Day often toddles, because the characters aren’t written with enough bandwidth to race past their own narcissism. Cunningham is at his sharpest in showing the disintegration of Wolfe and Lyla, who go from Robbie and Isabel’s private support system to a social media phenomenon whose followers can’t discern them as fictive or spot logical inconsistencies. I believe Cunningham wanted us to see how they paralleled “real” life among his principals–Dan’s off/on/off musical career, Garth’s artistic moment, Isabel’s depression, Chess’ emotional numbness– but their respective stases too often stagnates the narrative. Only Robbie steps outside of himself by moving to Iceland. Huh? It sets up something important, but how a guy who thinks living an hour from Greater New York is intolerable decides upon Iceland is baffling.

 

By the time we get to 2021, everyone is a mess. This includes Nathan, now a surly tween brat, and Violet who is on her way to becoming a prima donna.

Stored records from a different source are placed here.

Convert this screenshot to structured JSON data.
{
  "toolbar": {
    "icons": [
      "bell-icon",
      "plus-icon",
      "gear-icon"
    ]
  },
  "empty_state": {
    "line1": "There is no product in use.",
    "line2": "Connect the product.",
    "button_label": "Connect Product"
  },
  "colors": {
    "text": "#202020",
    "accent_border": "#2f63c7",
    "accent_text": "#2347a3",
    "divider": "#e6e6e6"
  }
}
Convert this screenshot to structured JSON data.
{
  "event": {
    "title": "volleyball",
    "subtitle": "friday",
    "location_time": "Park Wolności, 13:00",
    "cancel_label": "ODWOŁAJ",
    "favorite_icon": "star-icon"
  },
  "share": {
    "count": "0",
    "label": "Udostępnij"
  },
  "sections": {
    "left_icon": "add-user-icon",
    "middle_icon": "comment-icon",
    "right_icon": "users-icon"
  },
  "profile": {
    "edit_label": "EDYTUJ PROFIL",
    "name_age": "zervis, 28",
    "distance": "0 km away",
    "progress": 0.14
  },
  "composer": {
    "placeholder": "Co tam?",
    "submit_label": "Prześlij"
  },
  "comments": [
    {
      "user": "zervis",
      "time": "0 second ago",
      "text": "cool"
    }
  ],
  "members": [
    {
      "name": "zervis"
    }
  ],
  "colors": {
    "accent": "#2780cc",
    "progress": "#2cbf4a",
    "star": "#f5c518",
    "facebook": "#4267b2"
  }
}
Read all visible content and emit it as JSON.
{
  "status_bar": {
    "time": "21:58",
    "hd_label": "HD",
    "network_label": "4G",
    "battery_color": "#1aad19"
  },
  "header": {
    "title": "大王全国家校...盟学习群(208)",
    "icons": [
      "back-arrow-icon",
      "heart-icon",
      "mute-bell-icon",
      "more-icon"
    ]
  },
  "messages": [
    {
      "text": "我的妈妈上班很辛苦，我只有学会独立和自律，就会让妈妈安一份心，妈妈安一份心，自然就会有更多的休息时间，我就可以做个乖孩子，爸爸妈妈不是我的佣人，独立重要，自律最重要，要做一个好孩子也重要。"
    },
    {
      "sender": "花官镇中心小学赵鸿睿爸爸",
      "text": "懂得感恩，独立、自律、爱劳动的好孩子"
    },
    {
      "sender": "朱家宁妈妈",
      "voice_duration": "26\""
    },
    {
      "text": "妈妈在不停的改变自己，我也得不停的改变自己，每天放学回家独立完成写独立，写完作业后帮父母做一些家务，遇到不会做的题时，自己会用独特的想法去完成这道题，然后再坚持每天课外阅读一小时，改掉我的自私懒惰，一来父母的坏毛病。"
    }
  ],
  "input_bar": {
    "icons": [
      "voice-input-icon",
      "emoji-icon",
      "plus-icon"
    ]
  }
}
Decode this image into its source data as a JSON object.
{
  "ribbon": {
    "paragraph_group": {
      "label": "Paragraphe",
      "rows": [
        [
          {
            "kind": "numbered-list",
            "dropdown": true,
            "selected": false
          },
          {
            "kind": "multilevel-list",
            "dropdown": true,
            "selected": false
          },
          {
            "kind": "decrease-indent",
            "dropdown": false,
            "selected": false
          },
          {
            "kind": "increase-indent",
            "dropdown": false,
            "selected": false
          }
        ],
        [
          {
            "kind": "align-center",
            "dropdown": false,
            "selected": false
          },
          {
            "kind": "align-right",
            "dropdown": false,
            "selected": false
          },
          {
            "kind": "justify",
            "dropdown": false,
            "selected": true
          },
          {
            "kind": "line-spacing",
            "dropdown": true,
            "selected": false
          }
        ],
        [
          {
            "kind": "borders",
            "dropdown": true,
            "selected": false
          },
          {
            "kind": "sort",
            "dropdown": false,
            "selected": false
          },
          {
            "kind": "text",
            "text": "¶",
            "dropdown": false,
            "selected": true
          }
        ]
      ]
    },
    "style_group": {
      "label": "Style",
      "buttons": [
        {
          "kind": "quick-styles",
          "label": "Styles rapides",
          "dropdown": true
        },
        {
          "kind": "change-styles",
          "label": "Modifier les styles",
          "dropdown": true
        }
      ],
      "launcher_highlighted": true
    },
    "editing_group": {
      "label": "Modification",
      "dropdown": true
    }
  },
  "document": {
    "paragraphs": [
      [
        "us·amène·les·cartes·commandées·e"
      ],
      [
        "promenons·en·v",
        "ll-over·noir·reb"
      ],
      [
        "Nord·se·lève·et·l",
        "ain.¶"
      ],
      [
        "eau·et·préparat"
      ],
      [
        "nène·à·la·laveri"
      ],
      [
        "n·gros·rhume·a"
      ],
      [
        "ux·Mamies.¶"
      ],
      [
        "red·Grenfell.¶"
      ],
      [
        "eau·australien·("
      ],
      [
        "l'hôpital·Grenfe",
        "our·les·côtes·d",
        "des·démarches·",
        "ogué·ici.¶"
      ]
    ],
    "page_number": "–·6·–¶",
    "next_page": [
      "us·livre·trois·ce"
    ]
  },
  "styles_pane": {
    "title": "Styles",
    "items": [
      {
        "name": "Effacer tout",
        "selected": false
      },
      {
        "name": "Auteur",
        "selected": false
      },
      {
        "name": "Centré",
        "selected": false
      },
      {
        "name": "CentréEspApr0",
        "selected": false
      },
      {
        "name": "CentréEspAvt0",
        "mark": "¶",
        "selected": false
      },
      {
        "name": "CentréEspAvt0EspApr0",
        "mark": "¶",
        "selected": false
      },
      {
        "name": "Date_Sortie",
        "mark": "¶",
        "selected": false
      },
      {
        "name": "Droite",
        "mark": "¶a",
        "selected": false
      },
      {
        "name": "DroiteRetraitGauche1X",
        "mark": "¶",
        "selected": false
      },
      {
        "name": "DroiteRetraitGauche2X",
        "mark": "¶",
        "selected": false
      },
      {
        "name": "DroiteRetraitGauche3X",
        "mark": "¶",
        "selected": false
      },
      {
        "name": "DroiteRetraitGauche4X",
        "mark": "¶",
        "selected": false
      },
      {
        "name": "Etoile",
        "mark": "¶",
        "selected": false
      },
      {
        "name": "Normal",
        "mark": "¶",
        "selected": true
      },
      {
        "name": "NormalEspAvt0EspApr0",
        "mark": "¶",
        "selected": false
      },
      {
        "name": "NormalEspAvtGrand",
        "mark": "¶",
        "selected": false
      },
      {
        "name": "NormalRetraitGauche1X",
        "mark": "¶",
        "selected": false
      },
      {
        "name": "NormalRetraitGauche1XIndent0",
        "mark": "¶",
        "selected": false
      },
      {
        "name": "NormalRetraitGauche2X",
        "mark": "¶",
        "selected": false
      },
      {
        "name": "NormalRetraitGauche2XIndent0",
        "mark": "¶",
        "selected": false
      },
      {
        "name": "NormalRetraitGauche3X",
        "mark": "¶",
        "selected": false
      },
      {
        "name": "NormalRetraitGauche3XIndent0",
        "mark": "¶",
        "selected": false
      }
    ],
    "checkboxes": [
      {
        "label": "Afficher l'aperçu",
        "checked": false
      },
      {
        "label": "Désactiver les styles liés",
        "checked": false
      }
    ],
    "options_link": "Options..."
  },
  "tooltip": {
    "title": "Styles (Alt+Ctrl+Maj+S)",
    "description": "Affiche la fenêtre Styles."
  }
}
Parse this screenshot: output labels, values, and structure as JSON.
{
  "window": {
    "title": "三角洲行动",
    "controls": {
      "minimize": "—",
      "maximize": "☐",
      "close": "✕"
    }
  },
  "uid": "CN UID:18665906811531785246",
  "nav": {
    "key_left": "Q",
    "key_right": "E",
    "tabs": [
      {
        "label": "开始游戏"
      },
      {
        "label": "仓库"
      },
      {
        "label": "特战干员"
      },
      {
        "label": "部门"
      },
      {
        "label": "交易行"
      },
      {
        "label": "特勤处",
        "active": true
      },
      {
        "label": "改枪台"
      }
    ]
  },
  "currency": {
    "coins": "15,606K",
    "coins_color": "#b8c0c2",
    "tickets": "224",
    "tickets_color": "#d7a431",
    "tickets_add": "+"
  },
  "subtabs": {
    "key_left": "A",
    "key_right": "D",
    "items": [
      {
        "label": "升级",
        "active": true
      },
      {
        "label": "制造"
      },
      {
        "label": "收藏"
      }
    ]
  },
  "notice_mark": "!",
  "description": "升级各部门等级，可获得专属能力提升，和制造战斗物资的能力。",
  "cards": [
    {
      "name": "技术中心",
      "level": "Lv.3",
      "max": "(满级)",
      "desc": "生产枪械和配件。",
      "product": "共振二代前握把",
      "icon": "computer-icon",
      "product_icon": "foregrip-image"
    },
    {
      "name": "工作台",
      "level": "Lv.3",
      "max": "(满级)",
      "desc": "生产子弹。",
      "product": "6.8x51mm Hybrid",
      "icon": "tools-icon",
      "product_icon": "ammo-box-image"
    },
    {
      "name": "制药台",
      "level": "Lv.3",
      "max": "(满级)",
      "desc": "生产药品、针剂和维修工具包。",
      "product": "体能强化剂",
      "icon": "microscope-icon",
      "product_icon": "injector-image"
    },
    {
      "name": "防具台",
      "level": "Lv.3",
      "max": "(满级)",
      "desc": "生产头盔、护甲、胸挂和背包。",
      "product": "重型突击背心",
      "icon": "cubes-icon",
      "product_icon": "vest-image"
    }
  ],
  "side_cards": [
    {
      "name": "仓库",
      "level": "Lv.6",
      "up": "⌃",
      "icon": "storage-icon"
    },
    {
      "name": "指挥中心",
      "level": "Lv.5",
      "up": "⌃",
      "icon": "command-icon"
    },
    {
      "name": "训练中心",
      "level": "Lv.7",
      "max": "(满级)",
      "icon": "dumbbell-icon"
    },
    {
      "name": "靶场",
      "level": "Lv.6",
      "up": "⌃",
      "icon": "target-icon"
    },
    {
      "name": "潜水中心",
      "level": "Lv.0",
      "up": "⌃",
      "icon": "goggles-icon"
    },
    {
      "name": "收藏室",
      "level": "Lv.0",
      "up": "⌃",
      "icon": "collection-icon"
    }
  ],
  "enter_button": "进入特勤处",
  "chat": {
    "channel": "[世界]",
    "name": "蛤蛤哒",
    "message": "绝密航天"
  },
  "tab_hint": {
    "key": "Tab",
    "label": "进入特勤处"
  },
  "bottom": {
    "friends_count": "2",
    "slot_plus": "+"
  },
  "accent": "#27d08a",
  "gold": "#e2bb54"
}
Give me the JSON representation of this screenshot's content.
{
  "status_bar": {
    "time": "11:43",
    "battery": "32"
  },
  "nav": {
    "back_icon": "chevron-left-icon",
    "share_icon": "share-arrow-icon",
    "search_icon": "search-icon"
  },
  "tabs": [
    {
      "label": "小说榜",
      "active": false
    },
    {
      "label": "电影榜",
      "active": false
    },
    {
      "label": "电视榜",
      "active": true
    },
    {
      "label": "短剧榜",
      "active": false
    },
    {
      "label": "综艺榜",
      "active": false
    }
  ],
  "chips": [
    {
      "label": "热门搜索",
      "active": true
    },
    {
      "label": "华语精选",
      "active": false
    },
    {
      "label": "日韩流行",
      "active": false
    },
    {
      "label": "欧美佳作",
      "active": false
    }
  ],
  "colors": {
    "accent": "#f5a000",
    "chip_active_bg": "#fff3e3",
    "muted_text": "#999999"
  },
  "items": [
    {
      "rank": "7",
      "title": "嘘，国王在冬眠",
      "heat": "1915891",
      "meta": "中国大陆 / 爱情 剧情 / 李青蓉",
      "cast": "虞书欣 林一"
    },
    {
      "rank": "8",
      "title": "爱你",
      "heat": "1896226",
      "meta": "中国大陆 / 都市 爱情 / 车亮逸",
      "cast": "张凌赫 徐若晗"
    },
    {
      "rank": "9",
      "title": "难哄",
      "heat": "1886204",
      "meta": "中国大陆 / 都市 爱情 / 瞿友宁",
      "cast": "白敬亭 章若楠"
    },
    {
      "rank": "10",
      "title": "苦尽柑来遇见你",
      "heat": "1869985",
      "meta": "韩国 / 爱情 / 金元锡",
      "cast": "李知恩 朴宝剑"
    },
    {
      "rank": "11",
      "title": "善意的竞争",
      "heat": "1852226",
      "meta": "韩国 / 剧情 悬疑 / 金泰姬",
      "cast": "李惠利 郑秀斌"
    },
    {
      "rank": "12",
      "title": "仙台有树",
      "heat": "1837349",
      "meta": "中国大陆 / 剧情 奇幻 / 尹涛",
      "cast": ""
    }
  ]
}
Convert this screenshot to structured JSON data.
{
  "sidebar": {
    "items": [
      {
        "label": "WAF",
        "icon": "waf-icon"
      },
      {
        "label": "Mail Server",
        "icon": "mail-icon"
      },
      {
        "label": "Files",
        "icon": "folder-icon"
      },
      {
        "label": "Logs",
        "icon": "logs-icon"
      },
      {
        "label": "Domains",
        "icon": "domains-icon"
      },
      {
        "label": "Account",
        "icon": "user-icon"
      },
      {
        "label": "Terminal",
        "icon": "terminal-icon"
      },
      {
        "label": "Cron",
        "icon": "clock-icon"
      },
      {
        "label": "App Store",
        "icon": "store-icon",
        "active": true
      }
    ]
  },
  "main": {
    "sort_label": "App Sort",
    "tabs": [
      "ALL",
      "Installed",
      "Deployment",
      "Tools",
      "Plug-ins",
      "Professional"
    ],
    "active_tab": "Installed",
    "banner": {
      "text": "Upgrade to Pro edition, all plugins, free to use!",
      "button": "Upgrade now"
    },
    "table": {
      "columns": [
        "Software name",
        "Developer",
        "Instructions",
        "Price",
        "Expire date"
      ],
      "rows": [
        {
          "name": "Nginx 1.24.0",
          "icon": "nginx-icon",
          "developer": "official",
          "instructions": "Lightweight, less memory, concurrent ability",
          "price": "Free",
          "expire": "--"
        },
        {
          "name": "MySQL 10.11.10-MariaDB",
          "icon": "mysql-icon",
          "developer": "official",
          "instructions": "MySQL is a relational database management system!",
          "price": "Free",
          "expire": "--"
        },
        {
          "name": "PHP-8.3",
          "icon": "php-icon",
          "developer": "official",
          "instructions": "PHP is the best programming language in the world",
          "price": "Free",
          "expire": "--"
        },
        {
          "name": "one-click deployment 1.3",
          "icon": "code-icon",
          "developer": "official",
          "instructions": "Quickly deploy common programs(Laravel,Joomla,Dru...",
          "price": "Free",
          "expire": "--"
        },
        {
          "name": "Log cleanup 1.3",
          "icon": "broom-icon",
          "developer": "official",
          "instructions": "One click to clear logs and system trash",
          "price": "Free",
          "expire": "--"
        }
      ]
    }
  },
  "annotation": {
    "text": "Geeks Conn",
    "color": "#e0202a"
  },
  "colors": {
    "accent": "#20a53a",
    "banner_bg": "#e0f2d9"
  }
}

If we believe Jean Piaget and British director Michael Apted that a child’s basic personality is formed by age 7, the sins of the parents will live on. (I guess we can always root for Odin!) Nonetheless, the shorter third part of the novel is where Cunningham is most affecting. By shifting decisively to tragedy, he hones a sharp edge that induces pathos rather than annoyance. I wonder, though, how many readers will have closed the curtains upon Day before they get there. Cunningham writes too well to call it a failed novel, but I doubt few will call it a notable one.